Wollongong City Council wants the operators of the Port Kembla gas terminal to find ways to reduce their greenhouse gas emissions, in line with the council's city-wide efforts to do the same.
But the operator has brushed off the call, saying it would be responsible for only a small fraction of Australia's emissions.
Approval was given last year for Australian Industrial Energy to develop the gas import terminal, but now AIE is seeking a modification to this approval, which could more than double the amount of ships passing through the operation.
It would also increase the greenhouse gas emissions from the facility by 19 per cent, AIE says in its environmental assessment documents, and this is where the city council thinks there could be a better outcome.
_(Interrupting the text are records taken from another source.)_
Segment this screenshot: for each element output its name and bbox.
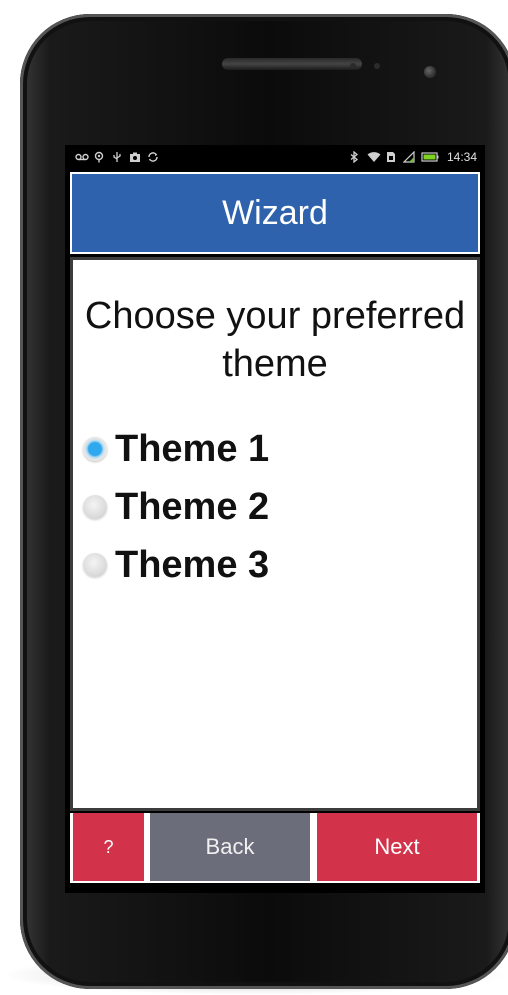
wizard-footer: ? Back Next	[70, 813, 480, 883]
question-prompt: Choose your preferred theme	[84, 295, 466, 385]
status-bar: 14:34	[65, 145, 485, 169]
radio-button[interactable]	[83, 495, 107, 519]
theme-option-label: Theme 2	[115, 485, 270, 528]
camera-icon	[129, 151, 141, 163]
next-button[interactable]: Next	[317, 813, 477, 881]
theme-option-1[interactable]: Theme 1	[83, 420, 473, 478]
help-button[interactable]: ?	[73, 813, 144, 881]
theme-option-label: Theme 3	[115, 543, 270, 586]
back-button[interactable]: Back	[150, 813, 310, 881]
theme-options: Theme 1 Theme 2 Theme 3	[83, 420, 473, 594]
app-title: Wizard	[222, 193, 328, 232]
bluetooth-icon	[349, 151, 361, 163]
location-icon	[93, 151, 105, 163]
sim-icon	[385, 151, 397, 163]
signal-icon	[402, 151, 415, 163]
wifi-icon	[367, 151, 381, 163]
radio-button[interactable]	[83, 553, 107, 577]
earpiece-grille	[222, 58, 362, 70]
app-header: Wizard	[70, 172, 480, 254]
front-camera	[424, 66, 436, 78]
stage: 14:34 Wizard Choose your preferred theme…	[0, 0, 508, 995]
status-right-icons: 14:34	[349, 149, 477, 165]
theme-option-2[interactable]: Theme 2	[83, 478, 473, 536]
wizard-content: Choose your preferred theme Theme 1 Them…	[70, 257, 480, 811]
radio-button-selected[interactable]	[83, 437, 107, 461]
status-clock: 14:34	[446, 150, 477, 164]
sync-icon	[147, 151, 159, 163]
battery-icon	[421, 151, 439, 163]
theme-option-label: Theme 1	[115, 427, 270, 470]
sensor-dot	[374, 63, 380, 69]
voicemail-icon	[75, 151, 89, 163]
phone-screen: 14:34 Wizard Choose your preferred theme…	[65, 145, 485, 893]
theme-option-3[interactable]: Theme 3	[83, 536, 473, 594]
status-left-icons	[75, 149, 159, 165]
sensor-dot	[350, 63, 356, 69]
usb-icon	[111, 151, 123, 163]
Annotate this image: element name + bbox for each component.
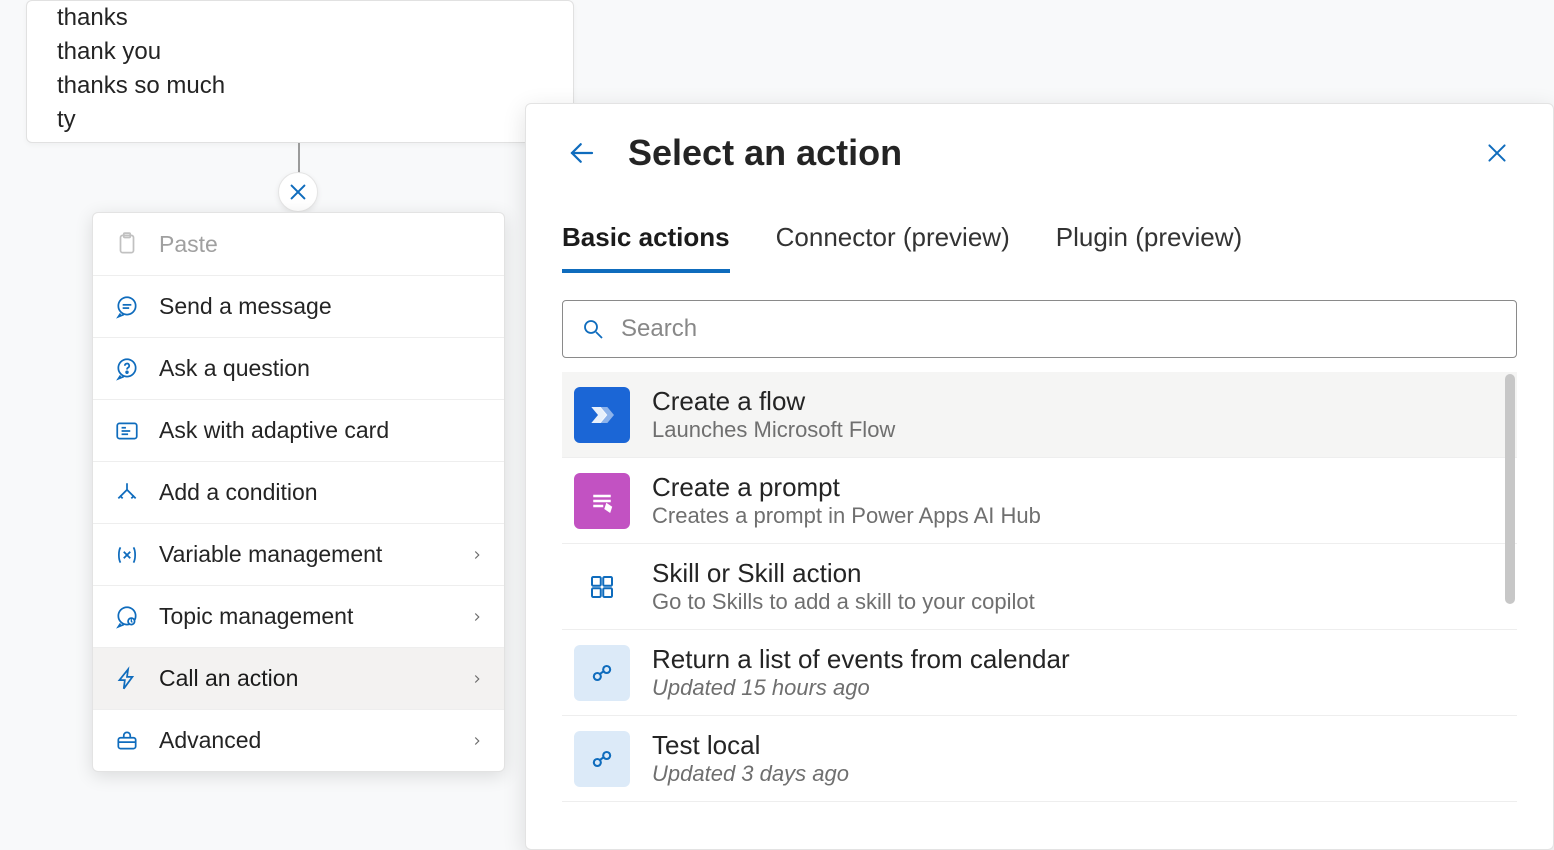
action-title: Create a prompt [652, 472, 1041, 503]
search-input[interactable] [621, 315, 1498, 343]
action-row-create-flow[interactable]: Create a flow Launches Microsoft Flow [562, 372, 1517, 458]
action-row-calendar[interactable]: Return a list of events from calendar Up… [562, 630, 1517, 716]
chevron-right-icon [470, 610, 484, 624]
action-subtitle: Updated 3 days ago [652, 761, 849, 787]
cloud-flow-icon [574, 731, 630, 787]
action-subtitle: Creates a prompt in Power Apps AI Hub [652, 503, 1041, 529]
trigger-phrase-card: thanks thank you thanks so much ty [26, 0, 574, 143]
skill-icon [574, 559, 630, 615]
question-icon [113, 355, 141, 383]
action-title: Create a flow [652, 386, 895, 417]
chat-icon [113, 293, 141, 321]
search-icon [581, 317, 605, 341]
branch-icon [113, 479, 141, 507]
menu-item-paste[interactable]: Paste [93, 213, 504, 275]
trigger-phrase: ty [57, 103, 543, 137]
menu-item-label: Variable management [159, 541, 452, 568]
action-subtitle: Go to Skills to add a skill to your copi… [652, 589, 1035, 615]
bolt-icon [113, 665, 141, 693]
action-row-create-prompt[interactable]: Create a prompt Creates a prompt in Powe… [562, 458, 1517, 544]
chevron-right-icon [470, 548, 484, 562]
back-button[interactable] [562, 133, 602, 173]
action-subtitle: Launches Microsoft Flow [652, 417, 895, 443]
menu-item-label: Add a condition [159, 479, 484, 506]
action-title: Skill or Skill action [652, 558, 1035, 589]
menu-item-label: Advanced [159, 727, 452, 754]
paste-icon [113, 230, 141, 258]
action-subtitle: Updated 15 hours ago [652, 675, 1070, 701]
menu-item-label: Send a message [159, 293, 484, 320]
chevron-right-icon [470, 734, 484, 748]
search-box[interactable] [562, 300, 1517, 358]
action-title: Test local [652, 730, 849, 761]
menu-item-advanced[interactable]: Advanced [93, 709, 504, 771]
menu-item-label: Ask a question [159, 355, 484, 382]
menu-item-call-action[interactable]: Call an action [93, 647, 504, 709]
tab-plugin[interactable]: Plugin (preview) [1056, 222, 1242, 273]
toolbox-icon [113, 727, 141, 755]
close-button[interactable] [1477, 133, 1517, 173]
panel-tabs: Basic actions Connector (preview) Plugin… [562, 222, 1517, 274]
menu-item-label: Call an action [159, 665, 452, 692]
trigger-phrase: thanks [57, 1, 543, 35]
variable-icon [113, 541, 141, 569]
close-icon [287, 181, 309, 203]
panel-header: Select an action [562, 132, 1517, 174]
trigger-phrase: thank you [57, 35, 543, 69]
menu-item-ask-question[interactable]: Ask a question [93, 337, 504, 399]
menu-item-topic-management[interactable]: Topic management [93, 585, 504, 647]
arrow-left-icon [567, 138, 597, 168]
menu-item-label: Topic management [159, 603, 452, 630]
close-icon [1484, 140, 1510, 166]
action-list: Create a flow Launches Microsoft Flow Cr… [562, 372, 1517, 802]
add-node-context-menu: Paste Send a message Ask a question Ask … [92, 212, 505, 772]
chevron-right-icon [470, 672, 484, 686]
action-row-test-local[interactable]: Test local Updated 3 days ago [562, 716, 1517, 802]
menu-item-variable-management[interactable]: Variable management [93, 523, 504, 585]
prompt-icon [574, 473, 630, 529]
menu-item-label: Paste [159, 231, 484, 258]
trigger-phrase: thanks so much [57, 69, 543, 103]
topic-icon [113, 603, 141, 631]
menu-item-adaptive-card[interactable]: Ask with adaptive card [93, 399, 504, 461]
card-icon [113, 417, 141, 445]
cloud-flow-icon [574, 645, 630, 701]
tab-connector[interactable]: Connector (preview) [776, 222, 1010, 273]
action-row-skill[interactable]: Skill or Skill action Go to Skills to ad… [562, 544, 1517, 630]
action-title: Return a list of events from calendar [652, 644, 1070, 675]
panel-title: Select an action [628, 132, 1451, 174]
select-action-panel: Select an action Basic actions Connector… [525, 103, 1554, 850]
menu-item-label: Ask with adaptive card [159, 417, 484, 444]
scrollbar[interactable] [1505, 374, 1515, 604]
tab-basic-actions[interactable]: Basic actions [562, 222, 730, 273]
menu-item-send-message[interactable]: Send a message [93, 275, 504, 337]
add-node-button[interactable] [278, 172, 318, 212]
menu-item-add-condition[interactable]: Add a condition [93, 461, 504, 523]
flow-icon [574, 387, 630, 443]
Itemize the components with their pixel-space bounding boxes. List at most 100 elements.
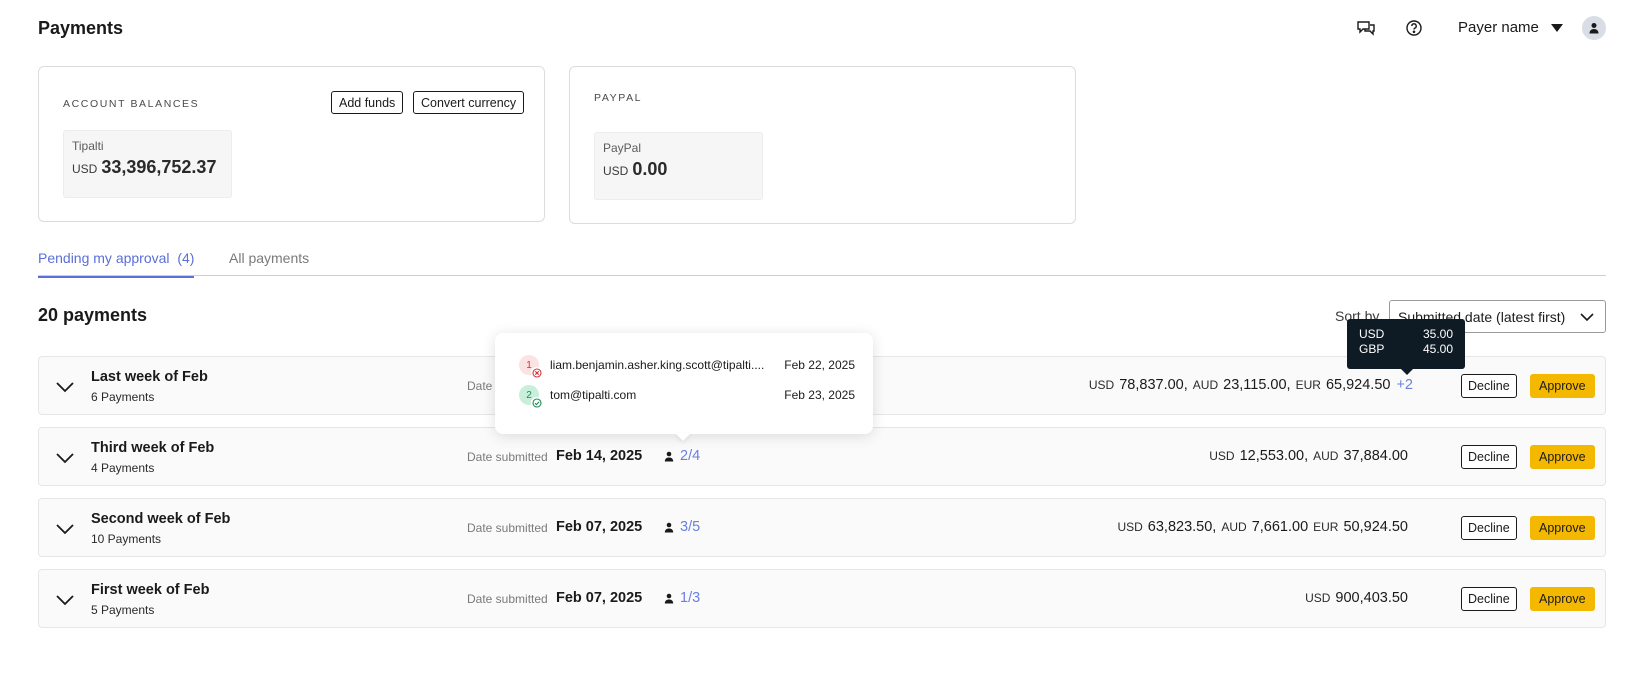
payer-name-label: Payer name [1458,19,1539,36]
amount-currency: EUR [1295,378,1321,392]
approvers-progress[interactable]: 3/5 [664,519,700,535]
amount-value: 7,661.00 [1251,519,1309,535]
tab-all-payments[interactable]: All payments [229,250,309,274]
amount-currency: USD [1117,520,1143,534]
batch-amounts: USD 78,837.00, AUD 23,115.00, EUR 65,924.50 +2 [1089,377,1413,393]
payment-batch-row: Third week of Feb 4 Payments Date submit… [38,427,1606,486]
date-submitted-value: Feb 07, 2025 [556,519,643,535]
balance-amount: 0.00 [632,159,668,179]
batch-name: Third week of Feb [91,440,215,456]
approver-order-badge: 1 [519,355,542,378]
add-funds-button[interactable]: Add funds [331,91,404,114]
approvers-progress[interactable]: 2/4 [664,448,700,464]
amount-value: 37,884.00 [1343,448,1408,464]
account-balances-title: ACCOUNT BALANCES [63,98,200,110]
date-submitted-label: Date submitted [467,521,548,535]
rejected-icon [531,367,542,378]
batch-name: First week of Feb [91,582,210,598]
currency-tooltip: USD 35.00 GBP 45.00 [1347,319,1465,369]
date-submitted-value: Feb 14, 2025 [556,448,643,464]
balance-amount: 33,396,752.37 [101,157,217,177]
decline-button[interactable]: Decline [1461,587,1517,611]
expand-chevron-icon[interactable] [54,518,76,540]
amount-value: 63,823.50, [1147,519,1217,535]
tooltip-row: USD 35.00 [1359,327,1453,342]
batch-payment-count: 6 Payments [91,390,155,404]
batch-payment-count: 4 Payments [91,461,155,475]
approvers-count: 1/3 [680,590,701,606]
tooltip-currency: GBP [1359,342,1385,356]
caret-down-icon [1550,23,1563,32]
batch-amounts: USD 63,823.50, AUD 7,661.00 EUR 50,924.50 [1117,519,1413,535]
batch-name: Last week of Feb [91,369,208,385]
payment-batch-row: First week of Feb 5 Payments Date submit… [38,569,1606,628]
expand-chevron-icon[interactable] [54,589,76,611]
approvers-count: 3/5 [680,519,701,535]
approve-button[interactable]: Approve [1530,587,1595,611]
tooltip-value: 35.00 [1422,327,1453,341]
amount-currency: USD [1305,591,1331,605]
payer-dropdown[interactable]: Payer name [1458,19,1563,36]
date-submitted-label: Date submitted [467,592,548,606]
amount-value: 50,924.50 [1343,519,1408,535]
payments-count-title: 20 payments [38,305,148,325]
avatar[interactable] [1582,16,1606,40]
batch-amounts: USD 12,553.00, AUD 37,884.00 [1209,448,1413,464]
popover-arrow [675,433,691,441]
tooltip-currency: USD [1359,327,1385,341]
approver-email: liam.benjamin.asher.king.scott@tipalti..… [550,358,765,372]
amount-value: 23,115.00, [1223,377,1291,393]
decline-button[interactable]: Decline [1461,445,1517,469]
help-icon[interactable] [1403,17,1425,39]
chat-icon[interactable] [1355,17,1377,39]
approvers-count: 2/4 [680,448,701,464]
batch-name: Second week of Feb [91,511,231,527]
balance-provider: PayPal [603,141,642,155]
balance-provider: Tipalti [72,139,104,153]
date-submitted-value: Feb 07, 2025 [556,590,643,606]
approver-date: Feb 23, 2025 [784,388,855,402]
approver-item: 1 liam.benjamin.asher.king.scott@tipalti… [519,355,855,378]
approver-order-badge: 2 [519,385,542,408]
tipalti-balance: Tipalti USD 33,396,752.37 [63,130,232,198]
balance-currency: USD [603,164,629,178]
approve-button[interactable]: Approve [1530,516,1595,540]
tooltip-value: 45.00 [1422,342,1453,356]
approvers-popover: 1 liam.benjamin.asher.king.scott@tipalti… [495,333,873,434]
expand-chevron-icon[interactable] [54,376,76,398]
approver-email: tom@tipalti.com [550,388,637,402]
person-icon [664,451,674,461]
tabs: Pending my approval (4) All payments [38,248,1606,278]
approved-icon [531,397,542,408]
tab-pending-approval[interactable]: Pending my approval (4) [38,250,195,278]
approve-button[interactable]: Approve [1530,374,1595,398]
account-balances-card: ACCOUNT BALANCES Add funds Convert curre… [38,66,545,222]
amount-currency: AUD [1192,378,1219,392]
amount-value: 12,553.00, [1239,448,1309,464]
amount-value: 78,837.00, [1119,377,1188,393]
amount-currency: AUD [1313,449,1339,463]
amount-value: 65,924.50 [1325,377,1391,393]
tab-count: (4) [177,250,195,266]
paypal-card: PAYPAL PayPal USD 0.00 [569,66,1076,224]
amount-value: 900,403.50 [1335,590,1408,606]
tooltip-row: GBP 45.00 [1359,342,1453,357]
amount-currency: AUD [1221,520,1247,534]
decline-button[interactable]: Decline [1461,516,1517,540]
date-submitted-label: Date submitted [467,450,548,464]
approve-button[interactable]: Approve [1530,445,1595,469]
expand-chevron-icon[interactable] [54,447,76,469]
approver-date: Feb 22, 2025 [784,358,855,372]
batch-amounts: USD 900,403.50 [1305,590,1413,606]
convert-currency-button[interactable]: Convert currency [413,91,525,114]
tab-label: Pending my approval [38,250,170,266]
person-icon [664,593,674,603]
approver-item: 2 tom@tipalti.com Feb 23, 2025 [519,385,855,408]
decline-button[interactable]: Decline [1461,374,1517,398]
more-currencies-link[interactable]: +2 [1396,377,1413,393]
amount-currency: USD [1209,449,1235,463]
approvers-progress[interactable]: 1/3 [664,590,700,606]
paypal-balance: PayPal USD 0.00 [594,132,763,200]
chevron-down-icon [1580,313,1594,322]
balance-currency: USD [72,162,98,176]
But a response to submissions from AIE's engineering consultant GHD showed it was not moved by the request.
"As discussed [in planning documents], the greenhouse gas inventory comprises a small proportion, being about 0.01 per cent, of Australia's national greenhouse gas emissions," its response states.
"The proponent has committed to a number of management measures to avoid, mitigate and manage potential greenhouse gas emissions including implementation of a Ship Energy Efficiency Management Plan and maintaining an International Energy Efficiency Certificate."
The main apparatus would be a floating storage and regasification unit (FSRU) usually powered by gas but sometimes by marine diesel.
This could boost nitrogen oxygen emissions and result in breaches of air quality standards, and AIE had requested a condition limiting emissions of nitrogen oxides be removed in time.
The city council requested this condition not be removed, to protect air quality. AIE, via the report by GHD, said there was no need.
"The assessment of potential air quality ... [found] there would be no incremental or cumulative exceedances of the relevant criteria at residential receivers," it states.
The Environment Protection Authority raised concerns about the the increase in shipping numbers, and the temperature of water discharges into the harbour.
AIE pointed out that NSW Ports had already requested the removal of all shipment limits for all port terminals, and said the terminal's "footprint" had not changed.
"The highly utilised and developed Inner Harbour is not known to support as many species as the Outer Harbour," its response said.
"Discharges from the FSRU therefore need to be considered in recognition of other land uses and existing water quality within the working harbour at Port Kembla."